The Senate bill’s sponsors appear to want the revenue raised from the tax to fund a variety of programs that would lower industrial emissions, including helping manufacturers reduce energy use or boosting wind and solar power installations by electric utilities.
But the tax has encountered stiff behind-the-scenes resistance from some Democrats, who fear the political specter of increasing gasoline prices as the national average cost of gasoline is expected to crest $3 a gallon this summer.
Fifteen cents a gallon? Seriously? That’s not putting a price on carbon; if anything, it’s giving the oil business a gigantic shortcut around any meaningful price we put on carbon in other sectors. A person who drives 12,000 miles a year in a 25 MPG car would pay a whopping $1.38 more per week for gasoline. I doubt the average American consumer knows to within $1.38 how much money is in his/her pockets/purse/wallet at any given time. I sure couldn’t, and I’ve been accused of being pathologically thrifty by more people than I care to think about.

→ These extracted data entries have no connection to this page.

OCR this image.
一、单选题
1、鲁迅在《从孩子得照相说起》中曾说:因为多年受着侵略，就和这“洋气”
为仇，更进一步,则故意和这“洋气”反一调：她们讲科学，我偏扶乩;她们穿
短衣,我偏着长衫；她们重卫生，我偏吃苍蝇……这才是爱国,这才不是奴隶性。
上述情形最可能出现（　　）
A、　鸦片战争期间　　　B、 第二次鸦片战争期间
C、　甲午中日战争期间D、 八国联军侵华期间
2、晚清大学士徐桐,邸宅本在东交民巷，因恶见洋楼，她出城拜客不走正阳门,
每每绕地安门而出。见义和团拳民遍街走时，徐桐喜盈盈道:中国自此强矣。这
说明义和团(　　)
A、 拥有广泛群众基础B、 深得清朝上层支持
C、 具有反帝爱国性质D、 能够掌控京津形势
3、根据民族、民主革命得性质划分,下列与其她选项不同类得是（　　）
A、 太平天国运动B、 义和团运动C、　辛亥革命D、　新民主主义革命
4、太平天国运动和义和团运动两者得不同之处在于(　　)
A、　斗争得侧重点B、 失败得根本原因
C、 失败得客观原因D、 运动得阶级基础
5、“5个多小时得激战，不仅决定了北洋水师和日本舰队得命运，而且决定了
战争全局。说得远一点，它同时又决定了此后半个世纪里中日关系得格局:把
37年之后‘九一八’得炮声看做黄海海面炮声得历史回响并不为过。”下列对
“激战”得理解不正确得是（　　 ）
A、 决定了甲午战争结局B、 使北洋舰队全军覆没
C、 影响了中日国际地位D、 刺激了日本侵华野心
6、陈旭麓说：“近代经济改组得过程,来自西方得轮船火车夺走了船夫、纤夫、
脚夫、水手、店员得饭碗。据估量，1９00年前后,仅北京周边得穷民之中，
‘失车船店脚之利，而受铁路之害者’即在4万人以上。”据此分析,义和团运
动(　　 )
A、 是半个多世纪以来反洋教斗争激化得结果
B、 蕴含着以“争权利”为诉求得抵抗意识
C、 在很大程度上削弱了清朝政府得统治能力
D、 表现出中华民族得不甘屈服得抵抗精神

The political difficulty here is that if you impose a price on carbon high enough to get the broad expanse of private, business, and institutional consumers to curtail their gasoline consumption significantly, then you’ve willingly sprinted into a mine field. The overwhelming majority of Americans know almost nothing about climate change or “global warming” except Al Gore believes in it, the animal lovers keep talking about polar bears, and Rush Limbaugh and everyone on Fox doesn’t believe in it. They’re at least two steps away from taking it seriously as an issue and a sufficiently urgent threat to the world their children will inherit and most of them will live to see. Therefore, they won’t change their consumption patterns unless given a large enough economic incentive to overcome their lack of understanding and inclinations. That incentive could be a carrot, like a gigantic tax break for those who buy PHEVs and EVs, or it can be a stick, like a painfully high gasoline tax. Fifteen cents per gallon, which is about $16.50/metric ton of CO2 emitted or 5% on a base of $3/gallon, isn’t nearly enough to move consumers to do anything except vote against any politician who supported it.
Is it any wonder why the oil companies suddenly like this idea? They see it as a way to shift all the pain of the plan to politicians while ensuring that they won’t be impacted even if it happens. It’s the economic equivalent of “let’s you and him have a fight”.
I certainly realize that there’s another side to this — the green projects that could be funded with that immense flow of money. So even if the gasoline tax produces virtually zero reduction in gasoline consumption it might still be a good idea, provided that the money is spent widely. If that $20 billion/year[1] is spent on projects that directly produce reductions in CO2 emissions, like expanding wind and utility-scale solar power (including grid upgrades) so we can retire coal plants quicker, then we could set a very useful mechanism in motion. But I don’t believe for a second that $20 billion/year would escape the clutches of pork-barrel-minded politicians who would want to give research grants to every company or university in their district. More research, if funded appropriately, would be a good thing, but the number one thing we need right now is to start using the proven technology we already have. Using that money to fund a steady roll out of existing technologies would mean real jobs and at least some real CO2 reductions quickly, likely within a year.
And lest I forget — how long would even a piddling 15 cents/gallon tax last over the course of several elections controlled by the borderline psychotic American electorate? Anyone care to hazard a guess?
The basic model of taxing carbon, with some sectors receiving preferential treatment, and then allowing that new stream of revenue to be handled according to politicians’ business as usual procedure, would be an enormous wasted opportunity.
[1] In 2008, just the gasoline portion of our vehicle fuel consumption (e.g. not including diesel fuel), the revenues from 15 cents/gallon would amount to over $56 million/day, or over $20 billion/year.